Why have we divided achieving a single outcome into so many decision parts? Because we organise and operate around the functions of the organization and not the outcomes. But we can change that, here are some examples;

  • Toyota appoints a Chief Engineer for each Car Model. The Chief Engineer has the authority over every decision to do with the development and manufacture of that car. Not the Design Engineer, the Marketing Manager, the Foundry Manager, the Assembly Line Manager nor the Paint Shop Manager. The Chief Engineer is a revered role, but no one actually reports to the Chief Engineer.
  • Southwest Airlines appoints an Airport Manager. They have the authority over every decision to do with the operation of that airport. Not central procurement, the head of pilots, the Vice President of Ground Crews nor the Cabin Crew Manager. The Airport Manager has the authority, is responsible and accountable for the total operation of their airport, not just some of the piece parts.
  • The division of decisions can be resolved through organizational structures based on outcomes and not function. Examples of this are provided in Horizontal Flow. This is the optimum answer, it is how disruptive start ups start, but we are so entrenched in our “Adam Smith” thinking that we cannot even perceive how to organize in this way. In classic “Smithion” logic we exclaim, “but it won’t scale”.

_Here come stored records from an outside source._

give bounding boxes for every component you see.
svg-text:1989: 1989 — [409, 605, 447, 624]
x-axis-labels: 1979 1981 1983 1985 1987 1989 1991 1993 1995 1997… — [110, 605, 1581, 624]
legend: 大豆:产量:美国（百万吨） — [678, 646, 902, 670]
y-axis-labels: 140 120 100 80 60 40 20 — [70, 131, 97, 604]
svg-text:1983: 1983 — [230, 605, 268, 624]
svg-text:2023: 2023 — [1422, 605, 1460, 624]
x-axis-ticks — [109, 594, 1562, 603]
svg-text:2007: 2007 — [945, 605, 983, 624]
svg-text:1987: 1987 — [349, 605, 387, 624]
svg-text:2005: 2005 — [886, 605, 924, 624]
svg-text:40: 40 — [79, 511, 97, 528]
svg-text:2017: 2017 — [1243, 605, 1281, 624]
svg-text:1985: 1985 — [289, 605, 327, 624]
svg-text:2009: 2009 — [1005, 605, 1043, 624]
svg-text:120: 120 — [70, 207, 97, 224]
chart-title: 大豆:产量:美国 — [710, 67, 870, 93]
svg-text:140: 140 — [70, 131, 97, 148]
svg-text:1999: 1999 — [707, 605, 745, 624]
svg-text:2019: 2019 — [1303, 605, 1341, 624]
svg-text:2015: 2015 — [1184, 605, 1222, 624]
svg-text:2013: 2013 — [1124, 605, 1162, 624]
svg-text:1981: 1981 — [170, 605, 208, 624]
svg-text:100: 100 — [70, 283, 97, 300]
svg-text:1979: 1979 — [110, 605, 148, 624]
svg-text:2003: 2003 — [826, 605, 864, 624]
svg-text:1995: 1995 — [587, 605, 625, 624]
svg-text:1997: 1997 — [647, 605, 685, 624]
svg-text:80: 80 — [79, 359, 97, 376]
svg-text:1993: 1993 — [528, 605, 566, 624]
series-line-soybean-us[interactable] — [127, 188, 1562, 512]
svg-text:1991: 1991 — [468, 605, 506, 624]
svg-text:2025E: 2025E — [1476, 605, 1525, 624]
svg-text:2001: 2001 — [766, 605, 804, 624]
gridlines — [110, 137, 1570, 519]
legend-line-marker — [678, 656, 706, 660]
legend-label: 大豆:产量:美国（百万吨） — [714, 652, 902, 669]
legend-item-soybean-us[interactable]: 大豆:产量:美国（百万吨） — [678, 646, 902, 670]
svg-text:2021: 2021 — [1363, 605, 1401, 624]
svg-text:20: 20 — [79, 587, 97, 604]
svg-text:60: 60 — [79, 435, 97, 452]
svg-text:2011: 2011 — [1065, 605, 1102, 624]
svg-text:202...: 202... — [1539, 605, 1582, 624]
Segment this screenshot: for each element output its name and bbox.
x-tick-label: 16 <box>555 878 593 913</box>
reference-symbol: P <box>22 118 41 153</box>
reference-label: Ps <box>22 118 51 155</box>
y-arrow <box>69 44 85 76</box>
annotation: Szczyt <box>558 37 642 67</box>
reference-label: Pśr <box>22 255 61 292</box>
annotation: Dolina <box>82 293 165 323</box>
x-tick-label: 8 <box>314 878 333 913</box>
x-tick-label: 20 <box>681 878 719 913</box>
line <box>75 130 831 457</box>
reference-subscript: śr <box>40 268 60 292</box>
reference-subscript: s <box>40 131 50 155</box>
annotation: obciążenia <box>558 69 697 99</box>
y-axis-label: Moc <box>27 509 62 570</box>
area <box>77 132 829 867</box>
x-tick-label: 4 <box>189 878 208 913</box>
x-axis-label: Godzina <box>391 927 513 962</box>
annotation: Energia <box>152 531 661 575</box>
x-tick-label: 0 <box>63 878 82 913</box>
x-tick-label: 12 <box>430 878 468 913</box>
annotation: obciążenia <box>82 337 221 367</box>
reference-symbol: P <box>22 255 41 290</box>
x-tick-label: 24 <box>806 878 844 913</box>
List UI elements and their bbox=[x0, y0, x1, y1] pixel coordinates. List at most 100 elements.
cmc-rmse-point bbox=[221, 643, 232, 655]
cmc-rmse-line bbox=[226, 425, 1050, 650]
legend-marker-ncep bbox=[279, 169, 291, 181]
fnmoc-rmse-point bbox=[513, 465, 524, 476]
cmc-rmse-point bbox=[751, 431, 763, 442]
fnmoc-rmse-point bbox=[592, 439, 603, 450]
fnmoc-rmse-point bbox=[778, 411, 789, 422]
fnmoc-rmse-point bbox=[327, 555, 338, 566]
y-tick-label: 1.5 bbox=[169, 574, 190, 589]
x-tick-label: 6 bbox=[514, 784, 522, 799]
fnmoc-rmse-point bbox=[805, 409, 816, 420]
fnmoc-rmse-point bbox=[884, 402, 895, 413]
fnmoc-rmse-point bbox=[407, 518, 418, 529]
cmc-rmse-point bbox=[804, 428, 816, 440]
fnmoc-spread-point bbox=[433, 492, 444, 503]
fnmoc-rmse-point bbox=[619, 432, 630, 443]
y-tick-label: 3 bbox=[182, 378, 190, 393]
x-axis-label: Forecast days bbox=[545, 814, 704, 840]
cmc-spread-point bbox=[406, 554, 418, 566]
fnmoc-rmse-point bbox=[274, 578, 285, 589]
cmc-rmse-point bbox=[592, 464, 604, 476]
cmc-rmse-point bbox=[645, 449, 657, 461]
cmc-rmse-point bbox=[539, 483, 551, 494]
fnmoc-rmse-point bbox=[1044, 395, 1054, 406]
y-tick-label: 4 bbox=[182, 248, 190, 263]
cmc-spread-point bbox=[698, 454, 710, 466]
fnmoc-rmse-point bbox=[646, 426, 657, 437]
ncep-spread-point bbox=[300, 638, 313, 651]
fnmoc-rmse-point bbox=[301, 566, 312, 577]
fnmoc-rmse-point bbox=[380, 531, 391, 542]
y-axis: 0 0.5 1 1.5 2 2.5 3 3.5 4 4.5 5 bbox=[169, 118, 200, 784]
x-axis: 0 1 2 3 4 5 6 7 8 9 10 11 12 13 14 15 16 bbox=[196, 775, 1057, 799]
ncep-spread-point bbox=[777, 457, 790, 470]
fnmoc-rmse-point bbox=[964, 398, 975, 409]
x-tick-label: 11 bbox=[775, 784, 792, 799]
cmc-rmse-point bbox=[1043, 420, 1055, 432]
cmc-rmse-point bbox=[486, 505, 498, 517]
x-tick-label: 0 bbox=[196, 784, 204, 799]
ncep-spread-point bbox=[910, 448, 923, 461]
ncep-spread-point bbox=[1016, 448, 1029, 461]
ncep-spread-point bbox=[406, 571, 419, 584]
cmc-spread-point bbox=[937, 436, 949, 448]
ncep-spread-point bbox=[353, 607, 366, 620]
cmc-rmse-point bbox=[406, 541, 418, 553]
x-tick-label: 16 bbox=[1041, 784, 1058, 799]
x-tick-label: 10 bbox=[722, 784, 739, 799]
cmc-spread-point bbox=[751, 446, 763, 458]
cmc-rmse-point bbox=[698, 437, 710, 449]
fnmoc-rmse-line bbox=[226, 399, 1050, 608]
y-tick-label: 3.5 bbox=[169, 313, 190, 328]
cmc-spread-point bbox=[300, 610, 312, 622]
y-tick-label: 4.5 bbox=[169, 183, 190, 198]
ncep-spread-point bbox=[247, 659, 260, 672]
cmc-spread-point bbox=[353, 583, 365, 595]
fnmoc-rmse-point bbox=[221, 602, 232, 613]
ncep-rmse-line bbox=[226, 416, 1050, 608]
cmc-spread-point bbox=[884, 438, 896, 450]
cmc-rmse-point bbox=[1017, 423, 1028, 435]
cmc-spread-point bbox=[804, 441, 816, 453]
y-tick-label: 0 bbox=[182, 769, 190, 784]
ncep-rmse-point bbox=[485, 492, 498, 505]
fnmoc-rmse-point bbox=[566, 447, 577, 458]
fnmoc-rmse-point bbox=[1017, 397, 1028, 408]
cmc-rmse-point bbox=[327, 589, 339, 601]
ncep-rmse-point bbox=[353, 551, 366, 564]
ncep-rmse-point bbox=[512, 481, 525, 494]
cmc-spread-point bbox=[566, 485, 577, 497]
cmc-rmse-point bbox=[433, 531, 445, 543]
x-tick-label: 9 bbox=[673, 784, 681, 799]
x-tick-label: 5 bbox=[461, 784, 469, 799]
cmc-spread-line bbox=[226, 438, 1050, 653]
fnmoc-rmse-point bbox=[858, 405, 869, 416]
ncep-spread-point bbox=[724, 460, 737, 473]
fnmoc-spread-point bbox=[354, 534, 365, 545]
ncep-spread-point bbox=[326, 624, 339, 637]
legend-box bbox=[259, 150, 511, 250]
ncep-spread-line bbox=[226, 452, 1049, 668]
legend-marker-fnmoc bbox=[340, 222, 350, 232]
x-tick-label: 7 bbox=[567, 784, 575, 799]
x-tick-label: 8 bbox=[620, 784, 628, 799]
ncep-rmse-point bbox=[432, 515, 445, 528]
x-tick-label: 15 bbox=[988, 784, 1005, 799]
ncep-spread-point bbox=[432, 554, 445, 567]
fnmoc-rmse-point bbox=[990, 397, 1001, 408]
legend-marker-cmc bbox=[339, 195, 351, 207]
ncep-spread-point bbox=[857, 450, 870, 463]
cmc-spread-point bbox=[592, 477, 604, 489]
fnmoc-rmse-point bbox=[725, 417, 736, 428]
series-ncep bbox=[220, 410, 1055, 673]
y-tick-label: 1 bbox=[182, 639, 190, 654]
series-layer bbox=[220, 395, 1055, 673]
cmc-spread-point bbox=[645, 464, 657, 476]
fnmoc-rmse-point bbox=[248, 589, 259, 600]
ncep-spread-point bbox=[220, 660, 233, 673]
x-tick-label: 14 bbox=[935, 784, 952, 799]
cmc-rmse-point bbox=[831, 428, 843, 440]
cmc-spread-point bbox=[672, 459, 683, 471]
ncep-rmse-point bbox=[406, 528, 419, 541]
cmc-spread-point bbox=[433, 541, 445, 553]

If the division of decisions can be resolved in these ways why doesn’t the CEO step in and fix it? The main reason is because in their day to day routine they don’t see it. At the CEO level, at the top of the company, there is no division of decisions. When the CEO sits down with their team, all the functions that deliver the end outcome are seated around the table. If there is still disagreement amongst the team the CEO can make the decision. This is the only place inside an organization where there are no division of decisions. The CEO too often is the only manager in the organization with the equivalent authority of Toyota’s Chief Engineer or Southwest’s Airport Manager. No wonder they are very busy!

But why can’t the CEO see that the division of decisions is occurring beyond their immediate team?

The first reason is that management layers are very powerful filters. As described in the Decision Equilibrium Point it is a career limiting move to ask the CEO to make a decision because you cannot cooperate with your peers. To avoid this a compromise decision is made at lower levels. But the decision is a compromise between functions and not necessarily the best decision for the end outcome.

The second reason is when the symptoms of the division of decisions (i.e. FAQs for Orgs) show themselves, no one looks for the root cause. When we find teams not working together or people with self interested behavior or customer satisfaction issues we rollout the development courses, change programs and bring in the consultants, Q.E.D.

They don’t understand the root cause because that takes an ability to think at a level which is beyond CEOs who have been successful in functional silos. If you are successful in a world that operates in this division of decisions paradigm, why question its validity. It is like the fish in the bowl being asked how is the water, the reply is “what water?”.

When you are swimming in it all the time it is hard to see that it is there.

Breaking up the meth lab can be done by understanding Horizontal Flow and Vertical Leverage.